Plus d’attention à la fraude

Mais Alan Carter, directeur des services Cloud de SecureData, va plus loin, s’interrogeant sur ce que les banques peuvent retirer de l’exercice alors qu’elles sont attaquées quotidiennement. Et qu’elles conduisent des tests de pénétration et des recherches de vulnérabilités dans le cadre de leurs stratégies de cybersécurité : « les motivations de Waking Shark 2 ne sont spontanément évidentes et il reste à savoir ce que l’exercice va changer dans la manière dont [les institutions financières] vont opérer au quotidien. »
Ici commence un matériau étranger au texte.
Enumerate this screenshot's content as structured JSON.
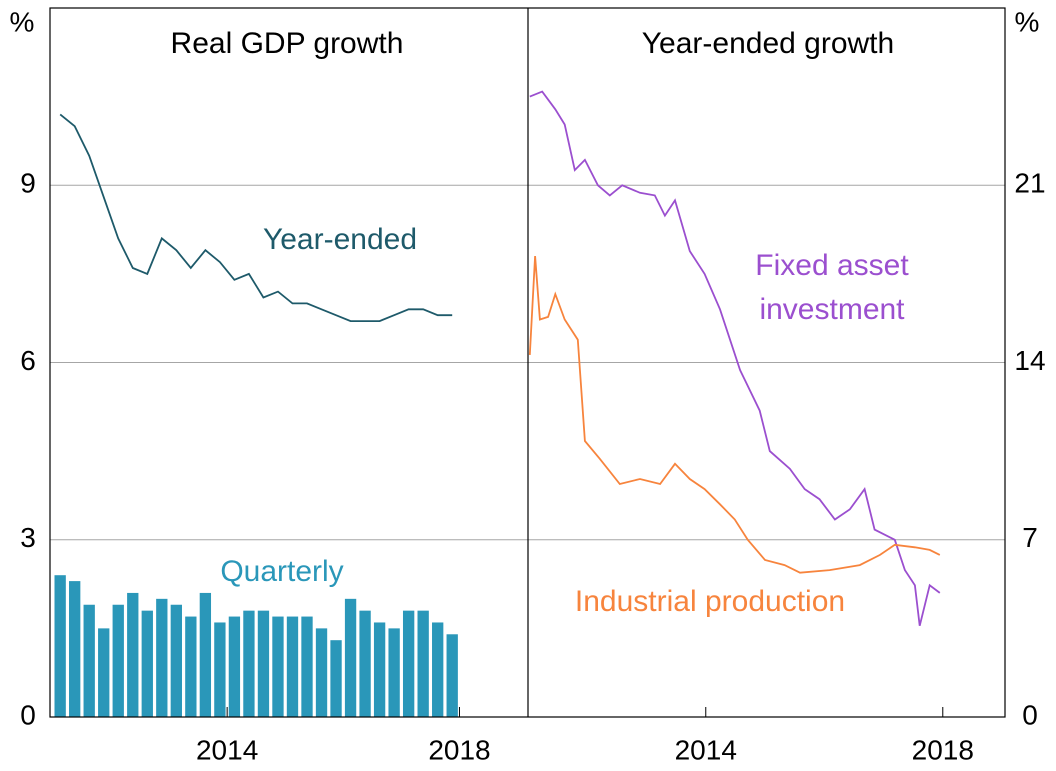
{
  "chart_data": [
    {
      "type": "bar",
      "title": "Real GDP growth",
      "ylabel": "%",
      "xlim": [
        2010.95,
        2019.18
      ],
      "xticks": [
        2014,
        2018
      ],
      "ylim": [
        0,
        12
      ],
      "yticks": [
        0,
        3,
        6,
        9
      ],
      "grid": true,
      "series": [
        {
          "name": "Quarterly",
          "type": "bar",
          "color": "#2a97b9",
          "x": [
            2011.125,
            2011.375,
            2011.625,
            2011.875,
            2012.125,
            2012.375,
            2012.625,
            2012.875,
            2013.125,
            2013.375,
            2013.625,
            2013.875,
            2014.125,
            2014.375,
            2014.625,
            2014.875,
            2015.125,
            2015.375,
            2015.625,
            2015.875,
            2016.125,
            2016.375,
            2016.625,
            2016.875,
            2017.125,
            2017.375,
            2017.625,
            2017.875
          ],
          "values": [
            2.4,
            2.3,
            1.9,
            1.5,
            1.9,
            2.1,
            1.8,
            2.0,
            1.9,
            1.7,
            2.1,
            1.6,
            1.7,
            1.8,
            1.8,
            1.7,
            1.7,
            1.7,
            1.5,
            1.3,
            2.0,
            1.8,
            1.6,
            1.5,
            1.8,
            1.8,
            1.6,
            1.4
          ]
        },
        {
          "name": "Year-ended",
          "type": "line",
          "color": "#1e5a6a",
          "x": [
            2011.125,
            2011.375,
            2011.625,
            2011.875,
            2012.125,
            2012.375,
            2012.625,
            2012.875,
            2013.125,
            2013.375,
            2013.625,
            2013.875,
            2014.125,
            2014.375,
            2014.625,
            2014.875,
            2015.125,
            2015.375,
            2015.625,
            2015.875,
            2016.125,
            2016.375,
            2016.625,
            2016.875,
            2017.125,
            2017.375,
            2017.625,
            2017.875
          ],
          "values": [
            10.2,
            10.0,
            9.5,
            8.8,
            8.1,
            7.6,
            7.5,
            8.1,
            7.9,
            7.6,
            7.9,
            7.7,
            7.4,
            7.5,
            7.1,
            7.2,
            7.0,
            7.0,
            6.9,
            6.8,
            6.7,
            6.7,
            6.7,
            6.8,
            6.9,
            6.9,
            6.8,
            6.8
          ]
        }
      ]
    },
    {
      "type": "line",
      "title": "Year-ended growth",
      "ylabel": "%",
      "xlim": [
        2011,
        2019.05
      ],
      "xticks": [
        2014,
        2018
      ],
      "ylim": [
        0,
        28
      ],
      "yticks": [
        0,
        7,
        14,
        21
      ],
      "grid": true,
      "series": [
        {
          "name": "Fixed asset investment",
          "color": "#9b4fcf",
          "x": [
            2011.03,
            2011.24,
            2011.46,
            2011.62,
            2011.79,
            2011.96,
            2012.18,
            2012.38,
            2012.59,
            2012.89,
            2013.14,
            2013.31,
            2013.48,
            2013.73,
            2013.98,
            2014.24,
            2014.58,
            2014.91,
            2015.08,
            2015.42,
            2015.67,
            2015.92,
            2016.18,
            2016.43,
            2016.68,
            2016.85,
            2017.19,
            2017.36,
            2017.53,
            2017.61,
            2017.78,
            2017.95
          ],
          "values": [
            24.5,
            24.7,
            24.0,
            23.4,
            21.6,
            22.0,
            21.0,
            20.6,
            21.0,
            20.7,
            20.6,
            19.8,
            20.4,
            18.4,
            17.5,
            16.1,
            13.7,
            12.1,
            10.5,
            9.8,
            9.0,
            8.6,
            7.8,
            8.2,
            9.0,
            7.4,
            7.0,
            5.8,
            5.2,
            3.6,
            5.2,
            4.9
          ]
        },
        {
          "name": "Industrial production",
          "color": "#f7843d",
          "x": [
            2011.03,
            2011.12,
            2011.2,
            2011.34,
            2011.46,
            2011.62,
            2011.84,
            2011.96,
            2012.21,
            2012.55,
            2012.89,
            2013.23,
            2013.48,
            2013.73,
            2013.98,
            2014.24,
            2014.49,
            2014.71,
            2015.0,
            2015.33,
            2015.59,
            2016.09,
            2016.6,
            2016.94,
            2017.19,
            2017.53,
            2017.78,
            2017.95
          ],
          "values": [
            14.3,
            18.2,
            15.7,
            15.8,
            16.7,
            15.7,
            14.9,
            10.9,
            10.2,
            9.2,
            9.4,
            9.2,
            10.0,
            9.4,
            9.0,
            8.4,
            7.8,
            7.0,
            6.2,
            6.0,
            5.7,
            5.8,
            6.0,
            6.4,
            6.8,
            6.7,
            6.6,
            6.4
          ]
        }
      ]
    }
  ]
}
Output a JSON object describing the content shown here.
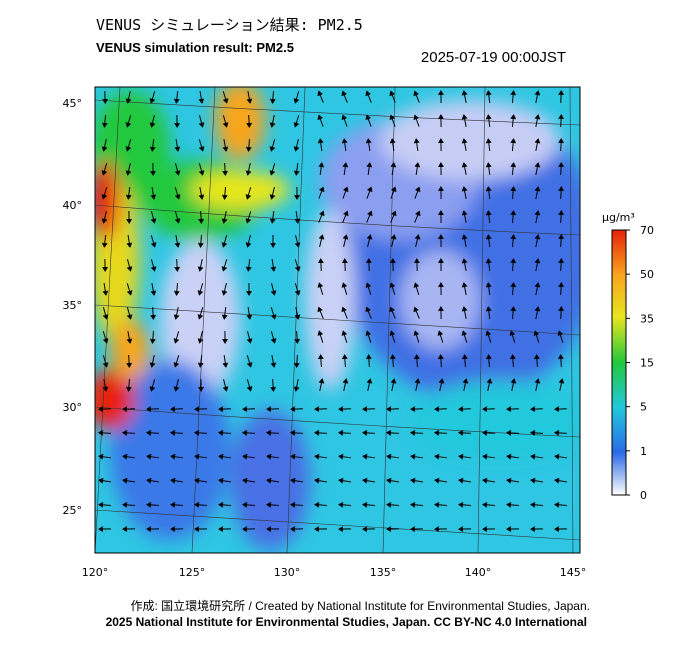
{
  "header": {
    "title_jp": "VENUS シミュレーション結果: PM2.5",
    "title_en": "VENUS simulation result: PM2.5",
    "timestamp": "2025-07-19 00:00JST"
  },
  "map": {
    "lat_labels": [
      "45°",
      "40°",
      "35°",
      "30°",
      "25°"
    ],
    "lon_labels": [
      "120°",
      "125°",
      "130°",
      "135°",
      "140°",
      "145°"
    ]
  },
  "colorbar": {
    "unit": "μg/m³",
    "ticks": [
      70,
      50,
      35,
      15,
      5,
      1,
      0
    ]
  },
  "footer": {
    "credit": "作成: 国立環境研究所 / Created by National Institute for Environmental Studies, Japan.",
    "license": "2025 National Institute for Environmental Studies, Japan. CC BY-NC 4.0 International"
  }
}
Pour Carter, les chiffres de la britannique National Fraud Association suggèrent que le gouvernement local devrait se concentrer sur la fraude, alors que compatibilité frauduleuse ne concerne qu’un peu plus de 0,5 % des 73 M£ perdus en 2011 au nom de la fraude : « n’oubliez pas que ces chiffres intègrent une fraude marginalement liée aux SI des banques, et qu’il y a là plus important que la copie de cartes bancaires. »

La cybersécurité relève déjà de la routine pour les banques et leurs RSSI, et ceux-ci « ne vont probablement y voir qu’une tentative futile du gouvernement pour obtenir un peu de communication positive. Mais en procédant ainsi, on risque de générer une attention non voulue et un surcroît inutile de pression sur les RSSI, quitte à les punir pour le bon travail qu’ils fournissent. 

L’opération Waking Shark 2 fera l’objet d’un rapport public d’ici la fin du premier trimestre 2014.